La présidente de la Commission invitée à donner des gages à la majorité 'von der Leyen', malmenée par sa propre famille politique

De l'avis d'un diplomate chevronné, si l'on compare le vote positif du Parlement européen de novembre 2024 (401 voix) ayant adoubé la Commission 'von der Leyen II' (EUROPE 13456/1) et le vote négatif de juillet 2025 (360 voix contre) ayant rejeté la motion de censure visant ce même Collège (EUROPE 13678/1), la Commission européenne n'a pas laissé trop de plumes lors de ce deuxième test de légitimité, six mois seulement après le début de la mandature.

Outre le fait que la barre à atteindre est très haute (majorité des deux tiers des suffrages exprimés) pour faire tomber la Commission, l'issue du vote du Parlement ne laissait guère de doute. Les groupes politiques pro-européens avaient annoncé rejeter l'initiative du conservateur roumain Gheorghe Piperea.

Le débat sur la motion de censure, début juillet à Strasbourg, a néanmoins mis en lumière l'animosité qui règne entre les familles politiques ayant approuvé la Commission, réunies sous une bannière 'pro-UE, pro-État de droit, pro-Ukraine'. Les sociaux-démocrates (S&D), le centre droit (Renew Europe) et les écologistes (Verts/ALE) ont fustigé l'attitude des chrétiens-démocrates (PPE), la famille politique de Mme von der Leyen.
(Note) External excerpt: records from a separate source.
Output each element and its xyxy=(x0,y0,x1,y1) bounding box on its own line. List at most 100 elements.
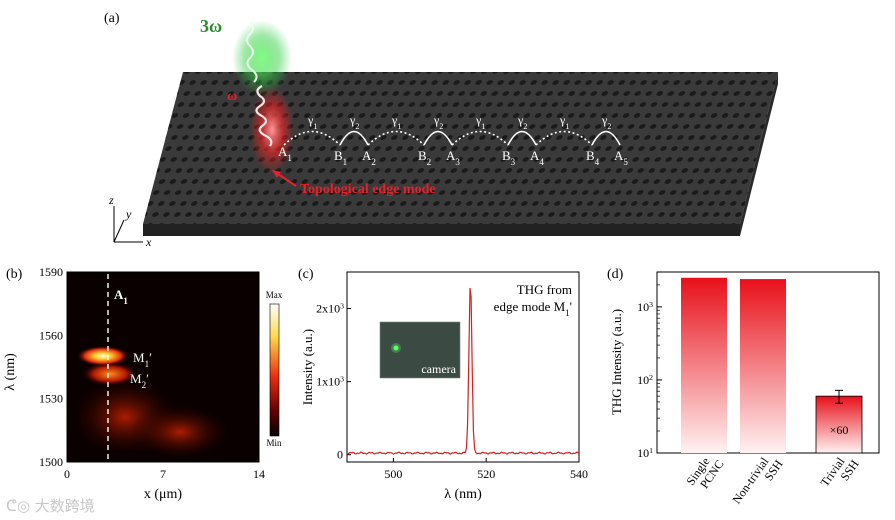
bar-series: ×60 xyxy=(681,277,863,454)
heatmap-x-ticks: 0 7 14 xyxy=(64,458,265,481)
heatmap-x-tick-label: 14 xyxy=(253,467,265,481)
gamma-index: 1 xyxy=(397,122,401,131)
heatmap-y-tick-label: 1500 xyxy=(39,455,63,469)
bar-y-tick-label-base: 10 xyxy=(637,373,649,387)
gamma-symbol: γ xyxy=(433,113,440,127)
bar xyxy=(815,395,863,454)
bar-y-tick-label-exponent: 3 xyxy=(649,299,653,308)
gamma-symbol: γ xyxy=(601,113,608,127)
hole-lattice xyxy=(143,72,778,224)
freq-omega-label: ω xyxy=(227,89,237,104)
bar-y-tick-label: 103 xyxy=(637,299,653,314)
site-label: B1 xyxy=(334,148,347,167)
red-wave-icon xyxy=(255,85,273,147)
gamma-symbol: γ xyxy=(517,113,524,127)
bar-y-tick-label-base: 10 xyxy=(637,300,649,314)
axis-z-label: z xyxy=(108,193,114,207)
heatmap-y-ticks: 1590 1560 1530 1500 xyxy=(39,265,71,469)
a1-label: A1 xyxy=(114,287,128,306)
coupling-arc xyxy=(451,130,509,146)
gamma-symbol: γ xyxy=(349,113,356,127)
green-emission-glow xyxy=(232,20,292,96)
site-label-index: 3 xyxy=(455,157,460,167)
site-label-letter: A xyxy=(278,144,288,159)
spectrum-legend-line2: edge mode M1' xyxy=(494,299,572,318)
gamma-index: 2 xyxy=(607,122,611,131)
colorbar xyxy=(269,303,280,437)
red-pump-glow xyxy=(250,86,294,174)
heatmap-x-axis-label: x (μm) xyxy=(144,487,183,502)
site-label-index: 2 xyxy=(427,157,432,167)
spectrum-x-tick-label: 520 xyxy=(477,467,495,481)
bar-y-tick-label-exponent: 2 xyxy=(649,372,653,381)
coupling-arc xyxy=(283,130,341,146)
gamma-symbol: γ xyxy=(475,113,482,127)
coupling-gamma-label: γ2 xyxy=(517,113,527,131)
heatmap-y-tick-label: 1560 xyxy=(39,328,63,342)
gamma-index: 2 xyxy=(439,122,443,131)
site-label: A2 xyxy=(362,148,376,167)
site-label-index: 1 xyxy=(287,153,292,163)
gamma-symbol: γ xyxy=(559,113,566,127)
site-label: B4 xyxy=(586,148,600,167)
slab-front-edge xyxy=(143,224,740,236)
site-label-index: 2 xyxy=(371,157,376,167)
spectrum-y-tick-label-base: 1x10 xyxy=(316,375,340,389)
coupling-arc xyxy=(507,130,537,146)
heatmap-y-axis-label: λ (nm) xyxy=(3,353,18,391)
gamma-index: 1 xyxy=(313,122,317,131)
mode-m2-label: M2′ xyxy=(130,371,149,390)
bar-category-label: Non-trivialSSH xyxy=(729,450,785,514)
site-label-letter: B xyxy=(334,148,343,163)
panel-b-figure: (b) A1 M1′ M2′ Max Min 1590156015301500 … xyxy=(3,265,283,502)
bar-y-tick-label: 101 xyxy=(637,446,653,461)
spectrum-y-tick-label-exponent: 3 xyxy=(340,374,344,383)
coupling-gamma-label: γ1 xyxy=(559,113,569,131)
watermark-logo: ᕦ◎ 大数跨境 xyxy=(6,497,95,515)
colorbar-min-label: Min xyxy=(266,438,282,448)
bar xyxy=(740,279,786,453)
site-label-index: 1 xyxy=(343,157,348,167)
spectrum-y-tick-label: 1x103 xyxy=(316,374,344,389)
site-label: B2 xyxy=(418,148,431,167)
spectrum-legend-line1: THG from xyxy=(517,282,572,297)
site-label: A3 xyxy=(446,148,460,167)
bar-y-tick-label-base: 10 xyxy=(637,446,649,460)
site-label-letter: A xyxy=(614,148,624,163)
panel-b-label: (b) xyxy=(6,267,23,282)
site-label-letter: B xyxy=(418,148,427,163)
bar-factor-label: ×60 xyxy=(830,423,849,437)
coupling-gamma-label: γ1 xyxy=(391,113,401,131)
panel-a-figure: (a) 3ω ω γ1 γ2 γ1 γ2 γ1 γ2 γ1 γ2 A1 B1 A2 B2 A3 B3 A4… xyxy=(104,11,778,249)
gamma-index: 2 xyxy=(523,122,527,131)
spectrum-x-axis-label: λ (nm) xyxy=(444,487,482,502)
heatmap-mode-m1 xyxy=(77,346,129,366)
gamma-index: 2 xyxy=(355,122,359,131)
coupling-arc xyxy=(591,130,621,146)
heatmap-x-tick-label: 7 xyxy=(160,467,166,481)
site-label-letter: A xyxy=(446,148,456,163)
coupling-gamma-label: γ2 xyxy=(433,113,443,131)
spectrum-line xyxy=(346,288,580,455)
edge-mode-arrowhead xyxy=(272,170,281,178)
bar-category-label-line1: Non-trivial xyxy=(729,454,771,506)
bar xyxy=(681,277,727,453)
coupling-arc xyxy=(423,130,453,146)
bar-y-tick-label: 102 xyxy=(637,372,653,387)
green-wave-icon xyxy=(246,21,258,83)
camera-inset-frame xyxy=(379,321,461,379)
site-labels: A1 B1 A2 B2 A3 B3 A4 B4 A5 xyxy=(278,144,628,167)
camera-spot-glow xyxy=(391,343,401,353)
spectrum-y-tick-label: 0 xyxy=(337,448,343,462)
heatmap-y-tick-label: 1590 xyxy=(39,265,63,279)
site-label-letter: B xyxy=(586,148,595,163)
heatmap-mode-m2 xyxy=(82,362,138,386)
gamma-symbol: γ xyxy=(307,113,314,127)
bar-category-labels: SinglePCNC Non-trivialSSH TrivialSSH xyxy=(683,450,861,514)
camera-inset xyxy=(380,322,460,378)
gamma-symbol: γ xyxy=(391,113,398,127)
heatmap-tail xyxy=(130,404,230,460)
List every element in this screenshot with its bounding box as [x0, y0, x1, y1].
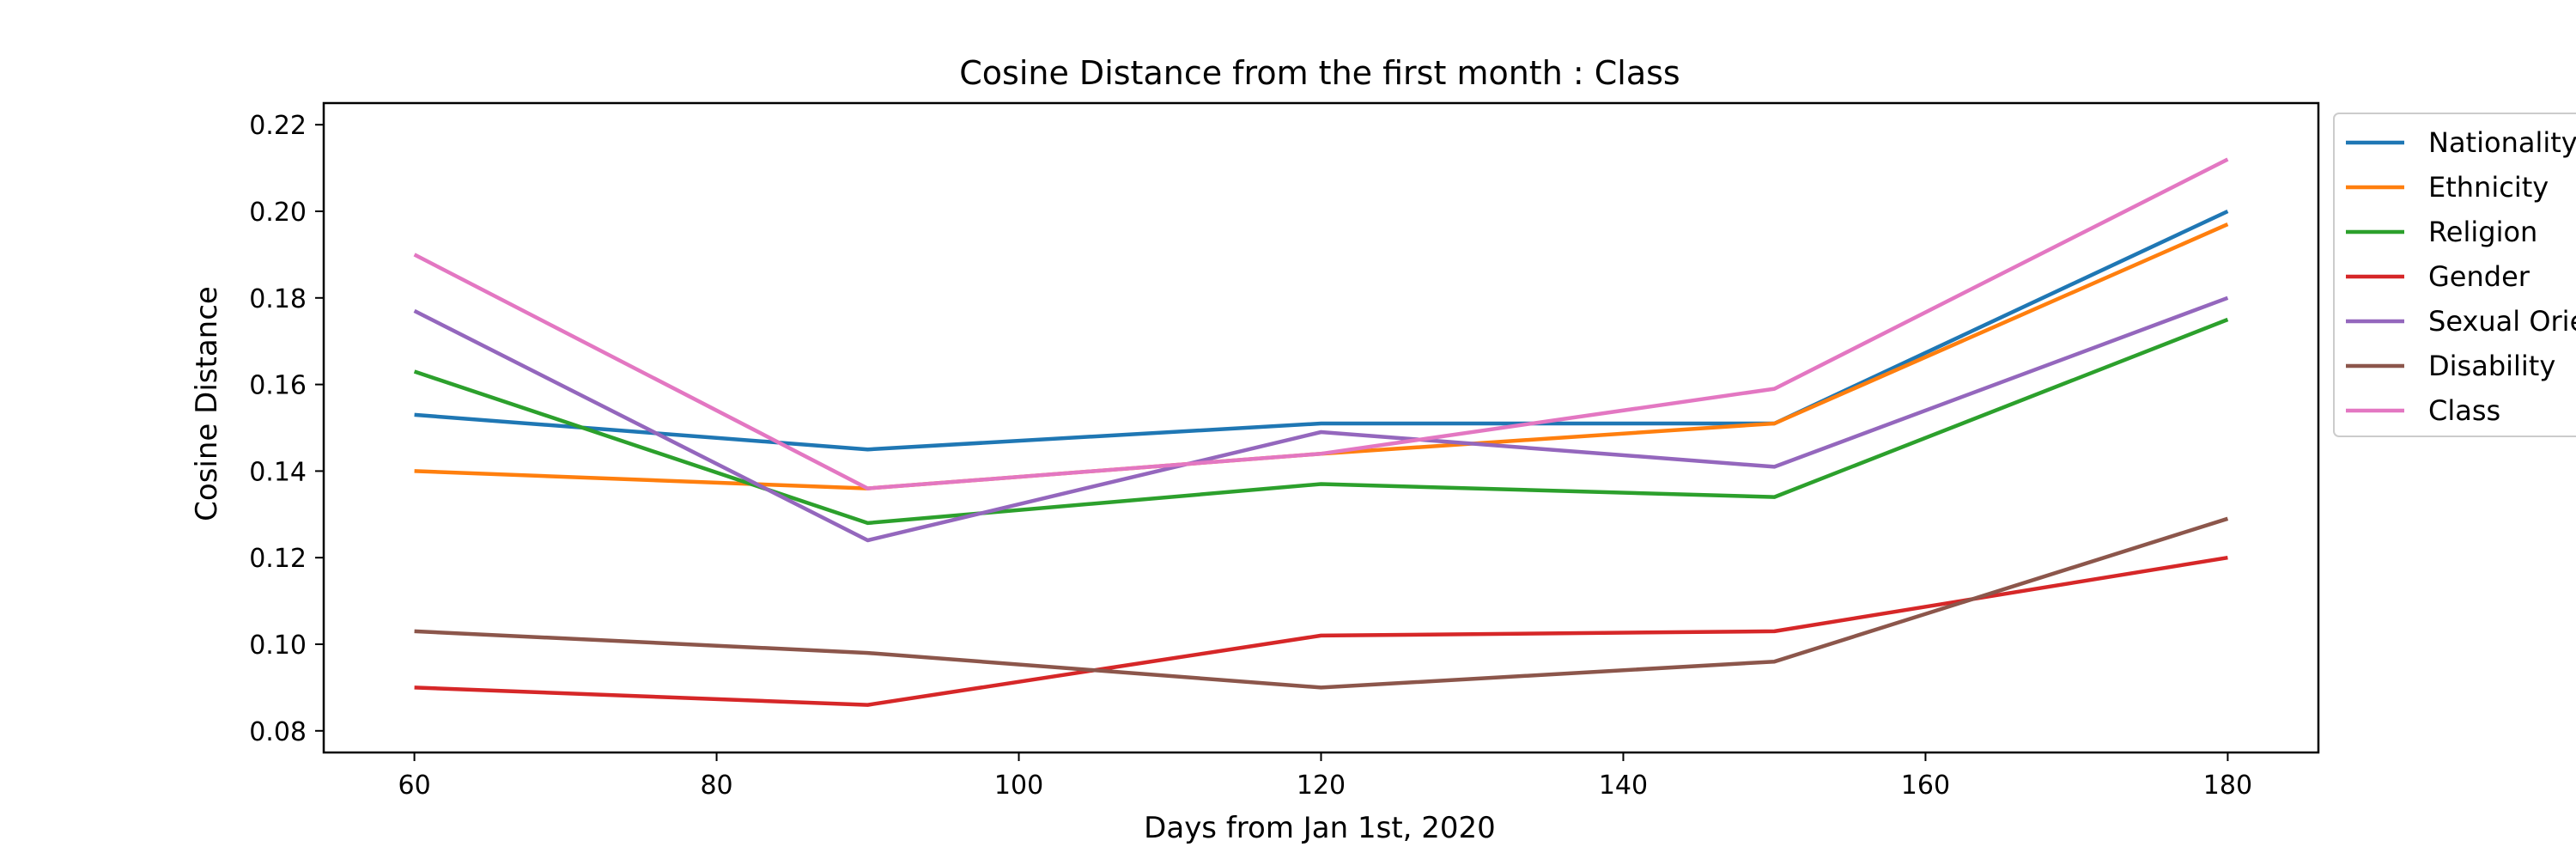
y-tick-label: 0.18: [249, 284, 307, 314]
y-tick-label: 0.22: [249, 111, 307, 141]
legend: Nationality Ethnicity Religion Gender Sexual…: [2333, 113, 2576, 437]
y-tick-label: 0.16: [249, 371, 307, 401]
legend-items: Nationality Ethnicity Religion Gender Sexual…: [2346, 126, 2576, 427]
axis-ticks: 60 80 100 120 140 160 180 0.08 0.10 0.12 0.14 0.16 0…: [249, 111, 2252, 801]
legend-label-sexual-orientation: Sexual Orientation: [2428, 305, 2576, 338]
x-tick-label: 160: [1901, 771, 1950, 801]
legend-frame: [2333, 113, 2576, 437]
y-tick-label: 0.20: [249, 198, 307, 228]
x-axis-label: Days from Jan 1st, 2020: [1144, 811, 1496, 845]
y-tick-label: 0.12: [249, 544, 307, 574]
x-tick-label: 120: [1297, 771, 1346, 801]
legend-label-nationality: Nationality: [2428, 126, 2576, 159]
y-tick-label: 0.14: [249, 457, 307, 487]
series-line-disability: [414, 516, 2229, 690]
x-tick-label: 60: [398, 771, 430, 801]
legend-label-class: Class: [2428, 394, 2500, 427]
series-line-class: [413, 157, 2229, 490]
series-line-religion: [413, 317, 2229, 526]
chart-title: Cosine Distance from the first month : C…: [959, 54, 1680, 92]
series-line-sexual-orientation: [413, 295, 2229, 543]
x-tick-label: 100: [994, 771, 1043, 801]
legend-label-ethnicity: Ethnicity: [2428, 171, 2549, 204]
x-tick-label: 180: [2203, 771, 2252, 801]
series-line-nationality: [414, 209, 2229, 452]
plot-frame: [322, 101, 2320, 754]
y-tick-label: 0.08: [249, 717, 307, 747]
x-tick-label: 80: [700, 771, 732, 801]
y-tick-label: 0.10: [249, 631, 307, 661]
series-line-gender: [414, 555, 2228, 707]
y-axis-label: Cosine Distance: [190, 286, 224, 521]
series-lines: [413, 157, 2229, 707]
legend-label-disability: Disability: [2428, 350, 2555, 382]
legend-label-religion: Religion: [2428, 216, 2537, 248]
legend-label-gender: Gender: [2428, 260, 2530, 293]
x-tick-label: 140: [1599, 771, 1648, 801]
« Vous êtes en train d'alimenter la Bête et, à un certain moment, la Bête vous dévorera ! », a lancé le Néerlandais Bas Eickhout au président du groupe PPE, l'Allemand Manfred Weber, à propos de ses alliances - de conviction ou opportunistes - avec les groupes extrémistes et europhobes.

Pour la présidente du groupe Renew Europe, la Française Valérie Hayer, les alliances « dangereuses » des chrétiens-démocrates avec l'extrême droite « mettent en danger l'équilibre institutionnel et risquent de paralyser la capacité de l'UE » à apporter des réponses à des enjeux existentiels comme l'aide à l'Ukraine ou la défense des normes démocratiques.

En quoi bloquer, avec le soutien des groupes conservateur CRE et d'extrême droite PfE et ENS, la constitution du comité d'éthique européen (EUROPE 13640/25) s'inscrit-il dans une démarche pro-UE et pro-État de droit ?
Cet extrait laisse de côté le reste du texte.